The Bronx is up, but the Battery's down.

The people ride in a hole in the groun'.

New York, New York, it's a helluva town!"

(From the musical On The Town, lyrics by Comden and Green)

New York is also noted as the home of the New York Rugby Football Club, founded in 1929, the oldest club dedicated to rugby in the United States. This past September, the club commemorated its 85th-Anniversary with special celebratory events and memories.

A few British ex-patriots, looking to play rugby in the United States, started the club. It advertised for players in a New York city newspaper column. Soon after, Yale, Harvard, and Princeton also organized teams to play in an eastern four-club format.

The advantage to having Old Boys as founders was their knowledge of club rugby both from a playing and an organizational perspective. The secretary, Alfred Woodley, an ad man, realized that for the NYRFC to welcome visiting UK teams, it had to be registered officially with the England Rugby Football Union (RFU), which, at that time was the unofficial world arbiter of all things rugby. He applied, and in 1932-33, the RFU granted recognition to the first club in the USA. This formal approval paved the way for a touring Cambridge University side in 1937.

From a four club beginning, soon, six more rugby clubs started locally, including the French Club (NYC), Long Island, and a northern New Jersey side among others, to play in a ten-team Eastern Rugby Union. After rugby started in Chicago in the late 1930s, that club commenced a home and away series with New York RFC, beginning the concept of intra-city play.

The NYRFC suspended play during World War II but restarted after the conflict. During the decade of the 1950s, the club stood at the heart of the resurgence of eastern rugby, new teams formed at M.I.T., Amherst, Williams, Dartmouth, and Cornell, and a second non-college club, Clint Blume's Westchester.

The NYRFC also birthed the Manhattan RFC in 1960 when four NYRFC players, (including Malachy McCourt) disgruntled with their lack of playing time, started the new club. A few years later, Old Blue would begin from former Columbia University students. This led to the annual four-team New York area rivalry of NYRFC, Manhattan, Old Blue, and Westchester.

Two publicans each from New York and Manhattan opened east side rugby pubs, the Mad Hatter (NY, John Barnes, Manhattan, Pat Ryan), and Drake's Drum (Frank Casa, NY, and Jimmy Duke, Manhattan).

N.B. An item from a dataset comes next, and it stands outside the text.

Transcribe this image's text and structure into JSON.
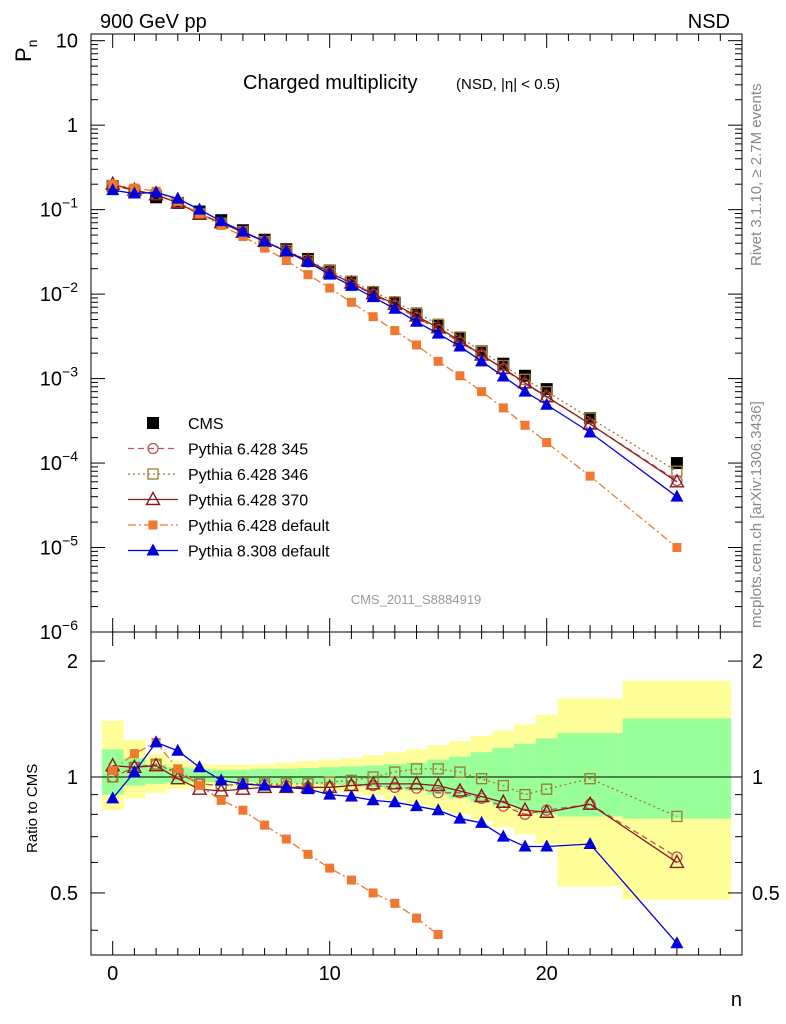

Chronologically, it was Westchester's George Mayer's Geordies that first began the rugby-bar trend on Third Avenue in the upper Eighties.

Over time, the NYRFC smartly made mergers with other, local clubs, and opened its doors and its history to women. It thrives today as a productive club, emphasizing all that's best about rugby in America.

And, oh yes, it began the nation's first seven-a-side tournament (The New York Sevens) in 1959, which celebrates its 55th anniversary tomorrow at 8 a.m. at Randall's Island when 130 plus men's and women's teams from here and from Canada take to the pitches. The current success of sevens rugby in the US owes much to this fabulous tournament.

To the NYRFC, we offer heartfelt congratulations on these two special anniversaries. 

(The musical On The Town has been recently revived on Broadway.)